On a fait quelque bruit autour d’une expérience tentée devant le ministre et les membres de la Commission des réformes fiscales dans une petite commune du département de l’Oise, Rochy-Condé. Tous les fonctionnaires locaux de l’administration des finances s’y étaient réunis, et avaient à l’avance préparé le terrain ; ils s’étaient livrés à une nouvelle évaluation des parcelles : il en résulta, nous dit-on, une réduction sensible pour la généralité des petits propriétaires : cette réduction fait assez bonne figure parce qu’on ne la rapporte qu’au principal de l’impôt perçu par l’État, mais en la comparant à la cote totale (part de l’État et centimes locaux réunis), elle tombe aux proportions insignifiantes que nous venons d’indiquer.

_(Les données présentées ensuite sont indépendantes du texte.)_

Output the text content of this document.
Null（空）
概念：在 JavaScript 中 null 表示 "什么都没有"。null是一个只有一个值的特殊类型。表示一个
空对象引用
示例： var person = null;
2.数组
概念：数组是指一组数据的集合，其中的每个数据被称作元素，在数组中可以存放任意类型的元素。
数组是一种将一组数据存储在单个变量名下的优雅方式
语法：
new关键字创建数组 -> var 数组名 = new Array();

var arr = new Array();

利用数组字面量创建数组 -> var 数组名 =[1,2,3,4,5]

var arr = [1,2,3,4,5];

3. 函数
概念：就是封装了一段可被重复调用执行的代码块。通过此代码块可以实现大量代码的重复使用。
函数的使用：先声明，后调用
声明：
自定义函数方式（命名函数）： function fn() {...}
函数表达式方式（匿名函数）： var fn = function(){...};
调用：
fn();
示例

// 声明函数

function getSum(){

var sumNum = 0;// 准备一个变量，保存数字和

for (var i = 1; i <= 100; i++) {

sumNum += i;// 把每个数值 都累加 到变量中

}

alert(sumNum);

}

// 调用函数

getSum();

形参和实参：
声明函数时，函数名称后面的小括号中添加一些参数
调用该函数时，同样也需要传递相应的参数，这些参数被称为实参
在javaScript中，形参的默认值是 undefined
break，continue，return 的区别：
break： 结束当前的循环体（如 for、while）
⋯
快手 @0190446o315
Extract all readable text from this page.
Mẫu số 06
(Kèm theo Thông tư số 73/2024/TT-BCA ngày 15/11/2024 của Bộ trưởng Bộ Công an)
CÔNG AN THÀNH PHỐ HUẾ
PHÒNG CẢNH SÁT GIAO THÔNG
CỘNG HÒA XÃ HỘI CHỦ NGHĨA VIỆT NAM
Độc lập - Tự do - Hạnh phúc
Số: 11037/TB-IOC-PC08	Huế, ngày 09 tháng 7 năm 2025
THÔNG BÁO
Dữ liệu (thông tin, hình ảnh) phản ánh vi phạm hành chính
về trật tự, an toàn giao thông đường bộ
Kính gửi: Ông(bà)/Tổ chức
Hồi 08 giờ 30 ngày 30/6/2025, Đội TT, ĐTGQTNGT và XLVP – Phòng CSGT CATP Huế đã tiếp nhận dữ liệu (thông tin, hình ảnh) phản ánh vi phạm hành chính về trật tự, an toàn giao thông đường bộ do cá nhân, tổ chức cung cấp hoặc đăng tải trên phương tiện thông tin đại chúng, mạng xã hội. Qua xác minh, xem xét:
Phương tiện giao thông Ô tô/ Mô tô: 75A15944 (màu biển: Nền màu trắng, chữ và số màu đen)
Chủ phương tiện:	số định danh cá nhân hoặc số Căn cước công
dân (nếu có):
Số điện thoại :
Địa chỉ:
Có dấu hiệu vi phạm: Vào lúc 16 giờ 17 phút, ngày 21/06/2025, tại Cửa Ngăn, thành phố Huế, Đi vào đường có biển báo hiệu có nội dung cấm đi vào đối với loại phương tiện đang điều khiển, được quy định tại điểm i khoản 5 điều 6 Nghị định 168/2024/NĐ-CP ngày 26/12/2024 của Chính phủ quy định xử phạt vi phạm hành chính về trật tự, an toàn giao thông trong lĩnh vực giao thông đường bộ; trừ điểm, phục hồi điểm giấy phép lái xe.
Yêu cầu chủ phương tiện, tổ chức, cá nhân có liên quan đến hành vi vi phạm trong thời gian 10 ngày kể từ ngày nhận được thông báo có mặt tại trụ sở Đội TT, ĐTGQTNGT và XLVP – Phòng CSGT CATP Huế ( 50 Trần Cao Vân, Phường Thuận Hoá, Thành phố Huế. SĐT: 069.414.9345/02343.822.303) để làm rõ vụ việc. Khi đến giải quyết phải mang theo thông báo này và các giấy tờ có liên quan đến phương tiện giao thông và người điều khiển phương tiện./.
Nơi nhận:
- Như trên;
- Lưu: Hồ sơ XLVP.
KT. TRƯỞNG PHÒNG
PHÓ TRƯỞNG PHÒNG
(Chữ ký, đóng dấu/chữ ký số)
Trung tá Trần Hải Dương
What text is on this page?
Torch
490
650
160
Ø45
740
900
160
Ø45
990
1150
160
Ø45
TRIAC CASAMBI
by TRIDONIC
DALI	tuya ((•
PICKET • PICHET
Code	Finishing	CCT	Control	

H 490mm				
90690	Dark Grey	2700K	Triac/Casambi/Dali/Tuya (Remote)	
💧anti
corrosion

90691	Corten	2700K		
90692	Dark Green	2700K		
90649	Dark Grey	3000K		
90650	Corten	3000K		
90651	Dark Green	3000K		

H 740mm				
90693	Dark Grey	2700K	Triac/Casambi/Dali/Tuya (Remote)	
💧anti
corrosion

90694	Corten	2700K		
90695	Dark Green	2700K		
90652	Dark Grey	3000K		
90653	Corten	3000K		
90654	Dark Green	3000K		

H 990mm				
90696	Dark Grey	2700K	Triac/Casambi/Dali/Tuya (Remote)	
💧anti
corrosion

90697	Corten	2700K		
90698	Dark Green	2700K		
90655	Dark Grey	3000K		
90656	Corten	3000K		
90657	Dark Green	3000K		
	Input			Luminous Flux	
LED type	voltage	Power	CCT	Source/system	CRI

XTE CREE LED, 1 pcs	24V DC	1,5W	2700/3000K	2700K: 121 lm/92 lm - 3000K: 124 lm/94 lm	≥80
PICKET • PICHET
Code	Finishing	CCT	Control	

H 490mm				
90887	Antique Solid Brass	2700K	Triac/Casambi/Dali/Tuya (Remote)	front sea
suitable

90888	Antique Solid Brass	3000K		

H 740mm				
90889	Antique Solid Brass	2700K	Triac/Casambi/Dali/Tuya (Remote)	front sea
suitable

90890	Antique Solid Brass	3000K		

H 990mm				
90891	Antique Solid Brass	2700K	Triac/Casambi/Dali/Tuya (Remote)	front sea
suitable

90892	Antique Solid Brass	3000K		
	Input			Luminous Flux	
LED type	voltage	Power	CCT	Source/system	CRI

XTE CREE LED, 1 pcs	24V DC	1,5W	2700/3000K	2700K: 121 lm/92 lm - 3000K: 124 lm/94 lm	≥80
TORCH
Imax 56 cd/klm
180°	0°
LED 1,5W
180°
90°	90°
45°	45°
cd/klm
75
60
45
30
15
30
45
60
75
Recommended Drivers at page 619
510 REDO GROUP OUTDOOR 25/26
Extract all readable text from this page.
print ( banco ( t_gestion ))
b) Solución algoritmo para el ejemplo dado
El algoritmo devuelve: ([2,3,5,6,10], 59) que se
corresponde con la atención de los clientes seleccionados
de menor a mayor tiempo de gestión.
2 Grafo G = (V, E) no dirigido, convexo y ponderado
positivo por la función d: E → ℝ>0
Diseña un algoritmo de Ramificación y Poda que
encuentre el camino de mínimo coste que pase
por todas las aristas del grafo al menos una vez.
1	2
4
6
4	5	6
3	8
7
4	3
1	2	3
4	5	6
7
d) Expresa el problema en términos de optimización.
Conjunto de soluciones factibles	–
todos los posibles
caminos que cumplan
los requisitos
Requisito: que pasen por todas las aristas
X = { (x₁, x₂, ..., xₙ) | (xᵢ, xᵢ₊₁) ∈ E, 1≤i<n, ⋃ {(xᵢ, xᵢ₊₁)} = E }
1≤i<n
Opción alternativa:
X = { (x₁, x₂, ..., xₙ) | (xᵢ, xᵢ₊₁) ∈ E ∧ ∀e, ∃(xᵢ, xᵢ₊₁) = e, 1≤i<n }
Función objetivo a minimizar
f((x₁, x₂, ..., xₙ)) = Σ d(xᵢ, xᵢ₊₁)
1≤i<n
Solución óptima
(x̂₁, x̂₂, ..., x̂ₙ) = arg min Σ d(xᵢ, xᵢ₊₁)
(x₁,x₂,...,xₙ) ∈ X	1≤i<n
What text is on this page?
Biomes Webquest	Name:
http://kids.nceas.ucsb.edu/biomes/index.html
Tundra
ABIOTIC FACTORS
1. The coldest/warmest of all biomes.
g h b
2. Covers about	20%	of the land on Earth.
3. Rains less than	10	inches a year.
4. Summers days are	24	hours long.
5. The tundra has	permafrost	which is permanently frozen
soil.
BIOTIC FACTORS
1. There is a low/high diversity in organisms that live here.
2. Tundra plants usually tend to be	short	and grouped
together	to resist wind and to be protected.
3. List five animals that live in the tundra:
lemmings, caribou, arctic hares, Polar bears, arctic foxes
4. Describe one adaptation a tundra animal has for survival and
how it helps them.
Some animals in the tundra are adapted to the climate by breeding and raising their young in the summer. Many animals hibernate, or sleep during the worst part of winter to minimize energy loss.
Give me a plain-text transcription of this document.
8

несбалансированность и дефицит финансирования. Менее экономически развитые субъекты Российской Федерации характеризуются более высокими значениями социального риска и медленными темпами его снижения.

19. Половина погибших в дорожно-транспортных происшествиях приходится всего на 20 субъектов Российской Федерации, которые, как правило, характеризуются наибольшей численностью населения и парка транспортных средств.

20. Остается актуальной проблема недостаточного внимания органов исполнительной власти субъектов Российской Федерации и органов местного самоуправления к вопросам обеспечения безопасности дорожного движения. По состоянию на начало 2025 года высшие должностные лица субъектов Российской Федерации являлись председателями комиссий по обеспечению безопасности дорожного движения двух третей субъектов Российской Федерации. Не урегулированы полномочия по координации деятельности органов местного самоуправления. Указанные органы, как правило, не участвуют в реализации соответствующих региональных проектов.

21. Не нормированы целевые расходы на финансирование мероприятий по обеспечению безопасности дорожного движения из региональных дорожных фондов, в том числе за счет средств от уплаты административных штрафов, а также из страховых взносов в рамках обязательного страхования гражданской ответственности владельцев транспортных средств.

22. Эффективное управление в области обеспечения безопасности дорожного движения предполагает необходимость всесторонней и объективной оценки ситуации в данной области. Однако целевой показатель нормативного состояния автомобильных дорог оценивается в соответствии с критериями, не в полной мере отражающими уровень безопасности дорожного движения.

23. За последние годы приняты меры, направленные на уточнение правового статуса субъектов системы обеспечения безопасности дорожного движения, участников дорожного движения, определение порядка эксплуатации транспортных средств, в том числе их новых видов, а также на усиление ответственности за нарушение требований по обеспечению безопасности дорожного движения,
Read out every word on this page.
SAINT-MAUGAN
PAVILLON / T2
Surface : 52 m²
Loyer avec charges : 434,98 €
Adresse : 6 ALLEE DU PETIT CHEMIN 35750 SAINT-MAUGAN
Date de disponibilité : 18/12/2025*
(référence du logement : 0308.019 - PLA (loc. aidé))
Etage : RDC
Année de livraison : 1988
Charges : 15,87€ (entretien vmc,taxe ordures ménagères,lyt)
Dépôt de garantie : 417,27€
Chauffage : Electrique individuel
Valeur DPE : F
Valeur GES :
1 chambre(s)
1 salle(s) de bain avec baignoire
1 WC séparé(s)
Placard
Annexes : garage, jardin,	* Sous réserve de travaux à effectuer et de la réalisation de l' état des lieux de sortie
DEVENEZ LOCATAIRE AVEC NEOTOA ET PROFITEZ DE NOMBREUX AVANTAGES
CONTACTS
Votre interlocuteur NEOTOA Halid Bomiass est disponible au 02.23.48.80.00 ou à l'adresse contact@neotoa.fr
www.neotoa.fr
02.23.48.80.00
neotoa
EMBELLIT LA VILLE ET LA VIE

Aussi, les petits et moyens propriétaires de Rochy-Condé paraissent-ils avoir accueilli sans enthousiasme la réduction qu’on faisait luire à leurs yeux de quelques dizaines de centimes ou, au grand maximum, de 2 ou 3 francs de leurs cotes, et s’être plus alarmés des intrusions qu’ils ont pressenties pour la constatation de leurs ressources diverses ; ils se sont donc tenus sur une réserve fort explicable. Si l’on juge qu’il y a lieu d’accorder quelque allégement aux propriétaires de ces catégories, on pourrait le leur allouer sans bouleverser tout notre système fiscal.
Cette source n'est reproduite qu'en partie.